Hessens Ministerpräsident Roland Koch nannte die Debatte in der „Passauer Neuen Presse“ „absolut kontraproduktiv“, weil die Erwartung solcher Gutscheine die Menschen mitten im Weihnachtsgeschäft eher vom Einkaufen abhalte.

In der SPD wie in der Union werde zudem über ein weiteres Programm zur Sanierung öffentlicher Gebäude diskutiert, weil dies Arbeitsplätze, vor allem im Handwerk, sichern könnte. Wie dem Bericht zufolge aus der CDU-Führung verlautete, ist zudem denkbar, dass der Einbau so genannter „intelligenter Stromzähler“ staatlich gefördert werde, mit deren Hilfe der Energieverbrauch deutlich reduziert werden könne.

Oettinger und Rüttgers machten sich - ähnlich wie es Bundestagsfraktionschef Volker Kauder auf dem CDU-Parteitag in Stuttgart - für andere Konjunkturhilfen stark. „So könnte man noch einmal zwei Mrd. Euro in den Ausbau der Bundesfernstraßen stecken, die Programme zur Stadtsanierung weiter ausbauen oder Schulen und Hochschulen mit modernstem Klimaschutz ausrüsten“, sagte Oettinger der „Augsburger Allgemeinen“.

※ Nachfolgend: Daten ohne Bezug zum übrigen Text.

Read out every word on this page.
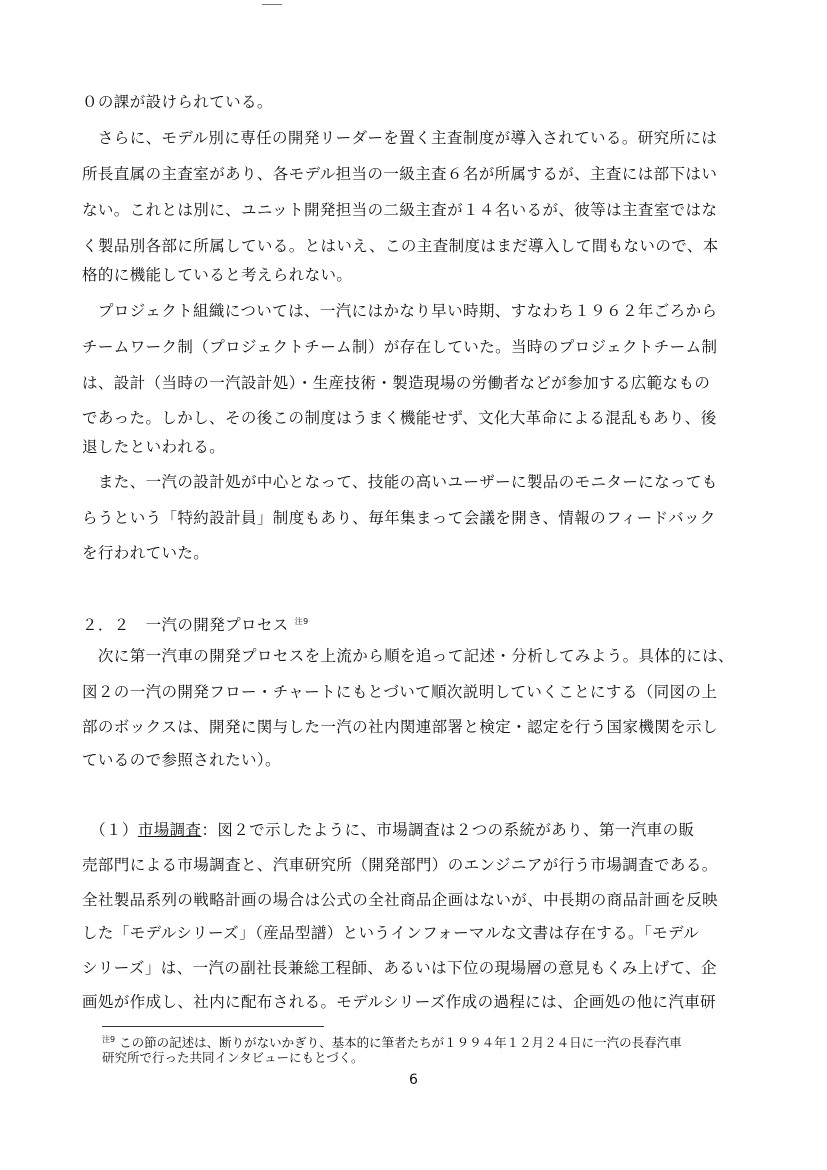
０の課が設けられている。
　さらに、モデル別に専任の開発リーダーを置く主査制度が導入されている。研究所には
所長直属の主査室があり、各モデル担当の一級主査６名が所属するが、主査には部下はい
ない。これとは別に、ユニット開発担当の二級主査が１４名いるが、彼等は主査室ではな
く製品別各部に所属している。とはいえ、この主査制度はまだ導入して間もないので、本
格的に機能していると考えられない。
　プロジェクト組織については、一汽にはかなり早い時期、すなわち１９６２年ごろから
チームワーク制（プロジェクトチーム制）が存在していた。当時のプロジェクトチーム制
は、設計（当時の一汽設計処）・生産技術・製造現場の労働者などが参加する広範なもの
であった。しかし、その後この制度はうまく機能せず、文化大革命による混乱もあり、後
退したといわれる。
　また、一汽の設計処が中心となって、技能の高いユーザーに製品のモニターになっても
らうという「特約設計員」制度もあり、毎年集まって会議を開き、情報のフィードバック
を行われていた。
２．２　一汽の開発プロセス $^{注9}$
　次に第一汽車の開発プロセスを上流から順を追って記述・分析してみよう。具体的には、
図２の一汽の開発フロー・チャートにもとづいて順次説明していくことにする（同図の上
部のボックスは、開発に関与した一汽の社内関連部署と検定・認定を行う国家機関を示し
ているので参照されたい）。
　（１）市場調査：図２で示したように、市場調査は２つの系統があり、第一汽車の販
売部門による市場調査と、汽車研究所（開発部門）のエンジニアが行う市場調査である。
全社製品系列の戦略計画の場合は公式の全社商品企画はないが、中長期の商品計画を反映
した「モデルシリーズ」（産品型譜）というインフォーマルな文書は存在する。「モデル
シリーズ」は、一汽の副社長兼総工程師、あるいは下位の現場層の意見もくみ上げて、企
画処が作成し、社内に配布される。モデルシリーズ作成の過程には、企画処の他に汽車研
$^{注9}$ この節の記述は、断りがないかぎり、基本的に筆者たちが１９９４年１２月２４日に一汽の長春汽車
研究所で行った共同インタビューにもとづく。
6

Rüttgers will den Bau neuer Kohlekraftwerke fördern, um die Konjunktur anzuschieben, ohne staatliches Geld auszugeben. Es sei möglich, „Geld zu mobilisieren, das bei den Energieversorgern vorhanden ist“, sagte er der „Frankfurter Rundschau“ und ähnlich der „Hannoverschen Allgemeinen Zeitung“ (beide Mittwoch). „Dazu müssten nur die Investitionsbedingungen etwa beim Emissionshandel verbessert werden."